More Plant Security Countermeasures

I’ve talked about plant security systems, both here and in Beyond Fear. Specifically, I’ve talked about tobacco plants that call air strikes against insects that eat them, by releasing a scent that attracts predators to those insects. Here’s another defense: the plants also tag caterpillars for predators by feeding them a sweet snack (full episode here) that makes them give off a strong scent.

Posted on April 24, 2013 at 6:51 AM8 Comments

Comments

Anon April 24, 2013 8:56 AM

Ha Ha .. When I saw the title I thought industrial not botanical.. Very clever Mr Schneier..

Brett April 24, 2013 9:06 AM

I’m going to have to watch this when I get home from work – blocked but our company has its own channel now – go figure.

But it makes me think that maybe plants are higher food chain that it seems. It is always the quite ones……

Clive Robinson April 24, 2013 9:37 AM

Many many years ago back in the early 1970’s I remember reading a short thriller (could have been an Ellery Queen).

Basicaly the plot was to remove a forign player from the game. But this person was ultra cautious and had guard dogs etc.

So what they did was tamper with his food whilst he was away from home. This subtaly changed his body odor such that on getting home his guard dogs ripped him apart…

Buck April 24, 2013 12:26 PM

What’s the likelihood that many ISP’s are intercepting SSL traffic.

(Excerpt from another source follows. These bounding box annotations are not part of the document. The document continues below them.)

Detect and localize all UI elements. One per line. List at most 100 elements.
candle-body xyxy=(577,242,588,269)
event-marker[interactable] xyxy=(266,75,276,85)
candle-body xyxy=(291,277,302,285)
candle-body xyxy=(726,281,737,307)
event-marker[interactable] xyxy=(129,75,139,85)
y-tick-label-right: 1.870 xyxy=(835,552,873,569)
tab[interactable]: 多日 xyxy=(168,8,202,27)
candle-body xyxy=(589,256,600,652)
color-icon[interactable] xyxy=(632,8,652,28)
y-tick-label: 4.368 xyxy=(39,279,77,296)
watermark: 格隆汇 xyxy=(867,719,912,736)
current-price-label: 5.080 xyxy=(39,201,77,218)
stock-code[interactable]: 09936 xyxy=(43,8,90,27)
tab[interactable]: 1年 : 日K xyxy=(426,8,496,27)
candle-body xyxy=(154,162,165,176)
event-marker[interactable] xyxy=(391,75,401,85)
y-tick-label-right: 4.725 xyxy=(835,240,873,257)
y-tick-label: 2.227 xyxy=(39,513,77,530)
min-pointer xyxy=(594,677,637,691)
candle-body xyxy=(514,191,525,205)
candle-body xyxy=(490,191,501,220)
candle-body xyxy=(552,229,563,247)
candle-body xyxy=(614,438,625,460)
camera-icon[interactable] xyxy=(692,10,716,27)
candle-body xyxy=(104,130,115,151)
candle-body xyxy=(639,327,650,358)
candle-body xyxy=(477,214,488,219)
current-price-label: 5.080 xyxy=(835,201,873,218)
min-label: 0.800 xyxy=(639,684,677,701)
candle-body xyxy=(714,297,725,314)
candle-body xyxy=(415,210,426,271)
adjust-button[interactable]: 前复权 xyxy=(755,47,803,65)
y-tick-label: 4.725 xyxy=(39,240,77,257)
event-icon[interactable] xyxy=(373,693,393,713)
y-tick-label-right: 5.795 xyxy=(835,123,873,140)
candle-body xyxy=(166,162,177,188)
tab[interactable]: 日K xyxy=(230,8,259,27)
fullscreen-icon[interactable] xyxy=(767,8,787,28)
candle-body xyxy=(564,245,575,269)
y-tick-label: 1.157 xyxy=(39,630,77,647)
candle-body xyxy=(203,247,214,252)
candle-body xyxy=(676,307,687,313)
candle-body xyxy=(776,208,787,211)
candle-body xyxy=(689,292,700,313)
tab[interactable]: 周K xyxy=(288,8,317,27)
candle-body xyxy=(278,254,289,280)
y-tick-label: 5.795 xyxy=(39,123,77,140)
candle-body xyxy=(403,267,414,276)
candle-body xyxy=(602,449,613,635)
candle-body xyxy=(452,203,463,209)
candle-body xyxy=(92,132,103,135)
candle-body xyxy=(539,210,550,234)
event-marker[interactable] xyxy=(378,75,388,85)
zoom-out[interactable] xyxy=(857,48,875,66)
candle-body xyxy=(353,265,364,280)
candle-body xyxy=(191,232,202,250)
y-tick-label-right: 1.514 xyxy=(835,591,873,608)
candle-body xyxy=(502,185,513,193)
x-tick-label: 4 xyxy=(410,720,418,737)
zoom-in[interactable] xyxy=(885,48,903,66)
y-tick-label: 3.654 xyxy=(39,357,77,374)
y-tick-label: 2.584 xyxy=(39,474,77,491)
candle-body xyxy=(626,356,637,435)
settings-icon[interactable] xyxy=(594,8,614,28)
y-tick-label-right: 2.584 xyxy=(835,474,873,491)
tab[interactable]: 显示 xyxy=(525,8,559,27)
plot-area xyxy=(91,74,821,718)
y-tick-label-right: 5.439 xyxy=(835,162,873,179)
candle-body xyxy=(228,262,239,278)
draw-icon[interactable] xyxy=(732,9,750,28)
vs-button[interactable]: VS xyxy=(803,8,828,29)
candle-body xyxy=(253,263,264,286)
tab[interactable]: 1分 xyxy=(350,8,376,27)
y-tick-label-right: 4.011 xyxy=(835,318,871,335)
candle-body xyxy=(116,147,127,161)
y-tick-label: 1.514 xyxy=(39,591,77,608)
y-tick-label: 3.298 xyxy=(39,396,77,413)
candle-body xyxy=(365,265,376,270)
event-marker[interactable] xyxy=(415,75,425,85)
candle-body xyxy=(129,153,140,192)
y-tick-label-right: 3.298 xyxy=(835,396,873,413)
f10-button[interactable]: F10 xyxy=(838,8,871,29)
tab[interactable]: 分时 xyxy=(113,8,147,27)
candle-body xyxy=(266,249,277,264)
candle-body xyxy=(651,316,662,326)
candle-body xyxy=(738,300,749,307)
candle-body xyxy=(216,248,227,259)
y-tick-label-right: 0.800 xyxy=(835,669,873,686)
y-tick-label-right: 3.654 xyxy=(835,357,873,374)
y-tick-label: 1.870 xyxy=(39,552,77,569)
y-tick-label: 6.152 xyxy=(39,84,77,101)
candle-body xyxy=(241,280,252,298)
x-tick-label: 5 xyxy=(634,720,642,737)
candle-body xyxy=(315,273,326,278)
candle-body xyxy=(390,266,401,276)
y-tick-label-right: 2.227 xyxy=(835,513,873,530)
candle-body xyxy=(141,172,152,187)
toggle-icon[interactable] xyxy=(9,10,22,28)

I just tried to “fingerprint” my own provider’s website and it shut down my browser, several times, right before the fingerprint technology site said that something weird was going on as it couldn’t get a fingerprint. Perhaps it explains some strange goings on in my log files? Perhaps not but this techology is fascinating. What’s the chance that an ISP could inadvertently be allowing security indicents to happen all in the name of the villain made famous by George Orwell, Nosy Parker.

https://www.grc.com/fingerprints.htm

Buck April 24, 2013 12:37 PM

By the way, the reference to the infamous villain known in England as Nosy Parker, now being made a hero in America, is in Orwell’s famous essays on England, “The Lion and the Unicorn”: specifically in Nosy’s case,” Part ! England your England”

” The most hateful of all names in an English ear is Nosey Parker. It is obvious, of course, that even this purely private liberty is a lost cause. Like all other modern people, the English are in process of being numbered, labelled, conscripted, ‘co-ordinated’. But the pull of their impulses is in the other direction, and the kind of regimentation that can be imposed on them will be modified in consequence. No party rallies, no Youth Movements, no coloured shirts, no Jew-baiting or ‘spontaneous’ demonstrations. No Gestapo either, in all probability.”

Perhaps not so much here, and perhaps England is now too a lost cause too. The Gestapo seems to have won over the long term. Phil Och’s song “Remember Me” comes to mind. Perhaps it’s time to fight again, only this time we might not be on the “good” side of that fight.

Her’s the link to the whole essay, an interesting social observation about England by the author of the entity presented now to shock and awe you, and right before your eyes, here it is, come to life, Nineteen Eighty Four.

http://www.telelib.com/authors/O/OrwellGeorge/essay/England/england.html

Buck April 24, 2013 4:56 PM

Yeah, when things start getting smelly, it does tend to get noticed. And in this discussion, these guys are talking about a very smelly use of various coding technologies that are really probably possibly improbably but unlikely in all likelihood, smelling things up quite a bit. Not the bitcoin thing, that’s smelly in a good way, the other things they mention, now that’s smelly.

https://mail.google.com/mail/u/0/?shva=1#sent

Dirk Praet April 24, 2013 6:43 PM

the plants also tag caterpillars for predators by feeding them a sweet snack

Sounds horribly similar to certain companies giving away free internet services (mail, storage, social networking …) so they can sell the victim’s data to governments and corporations. Enter a movie plot in which Mark Zuckerberg and Eric Schmidt are revealed to be highly evolved plants instead of humans, and you have a blockbuster baseline for “The Revenge of the Triffids”.

Batard April 25, 2013 11:41 AM

Why does this story remind me of a children’s book that the fundamentalists tried to ban in some school libraries around here, the book titled “The Dirty Cowboy”. Seems the dirty cowboy took a bath and hid dog didn’t recognize him and wouldn’t allow him to go near his clothes, the dog waiting for his smelly master to come back for his clothes. .There’s a lesson in there somewhere.